Menschen halten das für wahr, was ihnen nützt. Diese Überzeugung vertrat der amerikanische Psychologe und Philosoph William James. Wenn jemand an Gott glaubt, dann nicht, weil es Gott gibt – sondern weil es ihm mit diesem Glauben besser geht. Und wenn jemand nicht an Gott glaubt, dann genau aus dem gleichen Grund. Was ein Mensch für wirklich hält, hat mehr mit ihm selbst als mit den Fakten zu tun.

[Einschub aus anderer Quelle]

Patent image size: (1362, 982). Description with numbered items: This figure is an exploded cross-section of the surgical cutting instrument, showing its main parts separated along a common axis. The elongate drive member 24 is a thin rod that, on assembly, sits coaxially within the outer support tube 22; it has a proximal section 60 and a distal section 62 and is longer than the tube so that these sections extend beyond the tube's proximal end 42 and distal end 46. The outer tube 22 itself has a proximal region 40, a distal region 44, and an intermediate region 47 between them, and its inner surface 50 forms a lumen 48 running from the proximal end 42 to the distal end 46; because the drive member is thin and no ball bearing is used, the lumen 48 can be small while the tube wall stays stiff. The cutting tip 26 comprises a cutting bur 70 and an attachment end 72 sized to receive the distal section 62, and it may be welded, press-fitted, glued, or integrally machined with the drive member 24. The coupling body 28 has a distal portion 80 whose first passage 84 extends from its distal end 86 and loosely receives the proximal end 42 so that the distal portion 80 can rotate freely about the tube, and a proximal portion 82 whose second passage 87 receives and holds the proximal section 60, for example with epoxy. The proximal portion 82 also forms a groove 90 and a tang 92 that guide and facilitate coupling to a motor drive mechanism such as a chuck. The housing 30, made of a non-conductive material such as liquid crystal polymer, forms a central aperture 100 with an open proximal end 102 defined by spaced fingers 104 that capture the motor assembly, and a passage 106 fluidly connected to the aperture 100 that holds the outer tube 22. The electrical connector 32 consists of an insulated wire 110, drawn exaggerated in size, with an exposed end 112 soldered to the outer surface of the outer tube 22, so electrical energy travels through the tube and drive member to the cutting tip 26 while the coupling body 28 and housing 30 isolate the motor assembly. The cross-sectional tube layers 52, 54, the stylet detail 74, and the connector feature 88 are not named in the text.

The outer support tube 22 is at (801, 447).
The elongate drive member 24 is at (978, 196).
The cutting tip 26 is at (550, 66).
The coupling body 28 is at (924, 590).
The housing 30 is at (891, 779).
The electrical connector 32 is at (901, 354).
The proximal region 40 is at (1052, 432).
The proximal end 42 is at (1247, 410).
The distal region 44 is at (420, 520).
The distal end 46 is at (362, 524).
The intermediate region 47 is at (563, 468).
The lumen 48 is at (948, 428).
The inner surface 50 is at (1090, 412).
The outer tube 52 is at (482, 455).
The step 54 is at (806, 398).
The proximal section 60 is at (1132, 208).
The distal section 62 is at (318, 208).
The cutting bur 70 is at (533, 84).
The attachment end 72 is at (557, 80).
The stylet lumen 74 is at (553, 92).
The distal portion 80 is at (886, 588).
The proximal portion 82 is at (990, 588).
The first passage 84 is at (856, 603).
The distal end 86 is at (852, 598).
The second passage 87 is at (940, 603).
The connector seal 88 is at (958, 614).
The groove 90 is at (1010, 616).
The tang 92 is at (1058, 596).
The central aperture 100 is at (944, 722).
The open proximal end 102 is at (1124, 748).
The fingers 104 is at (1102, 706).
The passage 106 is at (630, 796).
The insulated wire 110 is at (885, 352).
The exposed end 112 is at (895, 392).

Am Arbeitsplatz gilt dasselbe. Zum Beispiel sagt ein Mitarbeiter: „Wir haben unpünktlich geliefert, weil der Termin zu eng gesetzt war.“ Ist diese Überzeugung nützlich für den Mitarbeiter? Fraglos, denn so geht der geplatzte Termin nicht auf seine Kappe, und auch das Team ist aus dem Schneider. Einzig und allein die Terminplanung steht am Pranger. Der direkte Zusammenhang zwischen der Terminplanung und dem Scheitern wird vorausgesetzt. Es klingt die Überzeugung durch: „Der Termin war unter keinen Umständen einzuhalten.“ Als wäre das ein Naturgesetz.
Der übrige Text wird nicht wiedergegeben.